Vier Frauen, ein Schicksal: „In die Sonne schauen“ beleuchtet ein Jahrhundert weiblicher Selbstbehauptung. Foto: Neue Visionen
Vier Frauen, ein Schicksal: „In die Sonne schauen“ beleuchtet ein Jahrhundert weiblicher Selbstbehauptung. Foto: Neue Visionen
CN-Film-Club

Kinozauber auf großer Leinwand im Cuxhavener Bali-Kino-Center

von Jens Potschka | 16.10.2025

Wenn die Lichter im Bali-Kino ausgehen und der CN-Film-Club seine Türen öffnet, beginnt eine Reise durch preisgekrönte Dramen, eine mystische Stephen-King-Adaption und eine irische Herzenskomödie. Entdecken Sie die Magie des Kinos neu.

Zwischen Fernweh und Familiendrama, zwischen Humor und Herzenswärme: Die bereits angelaufene neue Filmreihe der Cuxhavener Nachrichten im Bali-Kino zeigt, was gutes Kino kann - berühren, überraschen, begeistern.

Wenn montags um 20 Uhr im Saal 1 des Bali-Kino-Centers das Licht erlischt, öffnet sich für zwei Stunden eine andere Welt. Der CN-Film-Club bringt in diesem Herbst wieder preisgekrönte Filme und feine Arthouse-Perlen auf die große Leinwand. Die aktuelle Staffel beschert Filmfreunden in den kommenden acht Wochen, acht Geschichten - jede für sich ein kleines Stück großes Kino.

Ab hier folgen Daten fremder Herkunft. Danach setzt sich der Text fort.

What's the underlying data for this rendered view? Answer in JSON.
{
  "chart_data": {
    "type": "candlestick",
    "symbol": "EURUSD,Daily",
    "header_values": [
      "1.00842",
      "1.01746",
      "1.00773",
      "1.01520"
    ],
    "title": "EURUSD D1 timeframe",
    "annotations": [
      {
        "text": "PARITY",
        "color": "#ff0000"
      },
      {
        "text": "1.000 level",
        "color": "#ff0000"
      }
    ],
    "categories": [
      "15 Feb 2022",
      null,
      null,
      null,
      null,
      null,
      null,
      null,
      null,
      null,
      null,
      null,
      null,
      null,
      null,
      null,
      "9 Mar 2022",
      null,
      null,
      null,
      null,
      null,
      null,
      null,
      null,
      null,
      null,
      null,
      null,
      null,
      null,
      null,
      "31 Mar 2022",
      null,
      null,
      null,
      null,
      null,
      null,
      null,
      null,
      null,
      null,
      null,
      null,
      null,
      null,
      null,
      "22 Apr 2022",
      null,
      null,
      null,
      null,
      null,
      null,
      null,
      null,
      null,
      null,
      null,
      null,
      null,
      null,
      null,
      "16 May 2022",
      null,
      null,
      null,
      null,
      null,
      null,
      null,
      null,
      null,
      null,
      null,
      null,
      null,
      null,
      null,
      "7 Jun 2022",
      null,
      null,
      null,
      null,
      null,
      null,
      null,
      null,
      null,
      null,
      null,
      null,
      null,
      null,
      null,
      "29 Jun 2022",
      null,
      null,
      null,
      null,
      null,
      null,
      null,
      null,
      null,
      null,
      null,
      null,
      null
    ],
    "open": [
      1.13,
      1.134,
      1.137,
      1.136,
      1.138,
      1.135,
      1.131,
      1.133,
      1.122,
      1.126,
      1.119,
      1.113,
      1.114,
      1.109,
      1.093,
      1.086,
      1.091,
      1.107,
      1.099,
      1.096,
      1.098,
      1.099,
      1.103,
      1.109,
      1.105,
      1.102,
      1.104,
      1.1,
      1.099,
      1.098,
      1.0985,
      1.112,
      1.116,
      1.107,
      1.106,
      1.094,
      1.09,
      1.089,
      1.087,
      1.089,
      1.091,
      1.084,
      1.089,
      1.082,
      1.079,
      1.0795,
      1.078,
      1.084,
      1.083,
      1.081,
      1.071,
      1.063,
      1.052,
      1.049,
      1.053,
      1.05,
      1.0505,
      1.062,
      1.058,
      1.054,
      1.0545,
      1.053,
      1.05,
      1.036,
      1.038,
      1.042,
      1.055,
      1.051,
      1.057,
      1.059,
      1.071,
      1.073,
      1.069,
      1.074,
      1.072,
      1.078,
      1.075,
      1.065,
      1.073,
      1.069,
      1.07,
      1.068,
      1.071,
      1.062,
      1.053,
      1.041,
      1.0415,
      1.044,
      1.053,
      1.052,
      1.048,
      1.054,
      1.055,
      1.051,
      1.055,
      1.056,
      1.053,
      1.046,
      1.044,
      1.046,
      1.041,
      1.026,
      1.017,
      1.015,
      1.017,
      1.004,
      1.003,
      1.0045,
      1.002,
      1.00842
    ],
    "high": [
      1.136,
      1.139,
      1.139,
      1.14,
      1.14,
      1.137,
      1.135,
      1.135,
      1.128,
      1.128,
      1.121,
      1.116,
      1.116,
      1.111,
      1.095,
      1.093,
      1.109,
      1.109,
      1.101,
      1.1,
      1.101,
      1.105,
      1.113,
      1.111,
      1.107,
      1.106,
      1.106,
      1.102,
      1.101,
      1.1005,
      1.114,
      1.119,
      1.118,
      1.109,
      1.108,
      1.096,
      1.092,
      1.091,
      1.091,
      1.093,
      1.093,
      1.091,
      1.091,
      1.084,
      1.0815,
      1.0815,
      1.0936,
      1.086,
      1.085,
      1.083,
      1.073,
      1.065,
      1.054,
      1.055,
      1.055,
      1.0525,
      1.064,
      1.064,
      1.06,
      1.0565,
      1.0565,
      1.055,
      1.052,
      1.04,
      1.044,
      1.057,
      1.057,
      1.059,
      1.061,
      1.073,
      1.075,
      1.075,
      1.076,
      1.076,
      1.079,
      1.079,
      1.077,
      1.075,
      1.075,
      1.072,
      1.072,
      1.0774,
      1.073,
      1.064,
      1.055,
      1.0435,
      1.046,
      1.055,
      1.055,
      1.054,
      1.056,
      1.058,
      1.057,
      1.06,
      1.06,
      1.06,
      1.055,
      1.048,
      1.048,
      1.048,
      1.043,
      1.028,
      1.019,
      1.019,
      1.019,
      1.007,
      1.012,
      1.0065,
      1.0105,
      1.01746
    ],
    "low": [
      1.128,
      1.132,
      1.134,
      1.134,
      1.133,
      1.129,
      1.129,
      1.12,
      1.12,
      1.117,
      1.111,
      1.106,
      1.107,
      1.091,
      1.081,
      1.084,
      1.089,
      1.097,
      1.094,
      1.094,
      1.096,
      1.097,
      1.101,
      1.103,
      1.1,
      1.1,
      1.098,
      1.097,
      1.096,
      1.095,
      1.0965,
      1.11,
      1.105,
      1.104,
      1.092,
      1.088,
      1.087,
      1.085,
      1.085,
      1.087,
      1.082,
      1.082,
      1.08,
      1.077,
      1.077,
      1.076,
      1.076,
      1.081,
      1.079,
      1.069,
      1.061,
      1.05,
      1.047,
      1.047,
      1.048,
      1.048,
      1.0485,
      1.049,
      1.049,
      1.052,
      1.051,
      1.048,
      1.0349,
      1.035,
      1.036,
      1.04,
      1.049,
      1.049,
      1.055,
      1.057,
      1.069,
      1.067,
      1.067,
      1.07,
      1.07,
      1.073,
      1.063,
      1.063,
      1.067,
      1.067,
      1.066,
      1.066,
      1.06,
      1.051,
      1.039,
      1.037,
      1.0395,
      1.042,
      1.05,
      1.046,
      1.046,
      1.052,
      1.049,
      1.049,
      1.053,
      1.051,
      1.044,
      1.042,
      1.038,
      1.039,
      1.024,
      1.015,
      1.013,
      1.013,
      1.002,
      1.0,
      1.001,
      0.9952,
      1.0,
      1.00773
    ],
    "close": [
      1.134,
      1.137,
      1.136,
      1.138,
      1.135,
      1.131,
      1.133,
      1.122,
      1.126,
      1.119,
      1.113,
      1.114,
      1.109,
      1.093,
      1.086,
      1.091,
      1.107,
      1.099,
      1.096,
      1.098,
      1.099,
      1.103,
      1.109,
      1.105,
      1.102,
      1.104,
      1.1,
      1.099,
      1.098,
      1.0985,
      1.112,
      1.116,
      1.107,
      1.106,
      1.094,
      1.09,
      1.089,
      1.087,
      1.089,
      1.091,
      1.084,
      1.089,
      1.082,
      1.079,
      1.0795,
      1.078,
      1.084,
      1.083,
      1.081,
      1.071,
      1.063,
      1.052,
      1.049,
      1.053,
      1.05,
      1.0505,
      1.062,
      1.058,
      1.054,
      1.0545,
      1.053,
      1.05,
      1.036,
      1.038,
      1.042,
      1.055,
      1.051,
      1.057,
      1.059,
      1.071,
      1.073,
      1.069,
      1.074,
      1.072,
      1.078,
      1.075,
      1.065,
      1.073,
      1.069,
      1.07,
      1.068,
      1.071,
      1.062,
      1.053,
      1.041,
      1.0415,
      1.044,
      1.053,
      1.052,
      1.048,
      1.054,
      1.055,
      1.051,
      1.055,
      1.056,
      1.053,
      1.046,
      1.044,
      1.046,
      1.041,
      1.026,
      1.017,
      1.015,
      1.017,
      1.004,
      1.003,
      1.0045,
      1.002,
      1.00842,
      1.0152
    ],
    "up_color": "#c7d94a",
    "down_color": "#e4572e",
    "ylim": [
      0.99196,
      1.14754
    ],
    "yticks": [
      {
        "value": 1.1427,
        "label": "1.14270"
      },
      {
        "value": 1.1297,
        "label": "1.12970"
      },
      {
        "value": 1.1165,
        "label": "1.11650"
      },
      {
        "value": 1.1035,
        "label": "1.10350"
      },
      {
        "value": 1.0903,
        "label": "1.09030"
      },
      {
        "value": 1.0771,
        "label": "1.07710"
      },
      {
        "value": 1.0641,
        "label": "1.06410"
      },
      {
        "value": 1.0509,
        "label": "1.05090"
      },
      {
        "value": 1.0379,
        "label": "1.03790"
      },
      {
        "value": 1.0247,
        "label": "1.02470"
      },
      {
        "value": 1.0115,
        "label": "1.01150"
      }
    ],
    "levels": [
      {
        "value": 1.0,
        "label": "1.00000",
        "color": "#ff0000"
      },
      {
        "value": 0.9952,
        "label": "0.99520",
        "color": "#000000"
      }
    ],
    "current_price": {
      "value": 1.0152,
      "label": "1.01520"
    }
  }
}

Vier Frauen, ein Hof, ein Jahrhundert

Den Anfang macht am 20. Oktober Mascha Schilinskis preisgekröntes Drama "In die Sonne schauen". Auf einem abgeschiedenen Hof kreuzen sich die Lebenslinien von vier Frauen aus vier Epochen - ein generationenübergreifendes Epos über Herkunft, Erinnerung und die Kraft weiblicher Selbstbehauptung. Eine Woche später, am 27. Oktober, serviert Julie Delpy mit "Willkommen bei den Barbaren" eine Culture-Clash-Komödie voller Esprit und Tiefgang: Ein französisches Dorf möchte eine ukrainische Familie aufnehmen - und bekommt eine syrische. Toleranz mit Humor, warmherzig und nachdenklich zugleich.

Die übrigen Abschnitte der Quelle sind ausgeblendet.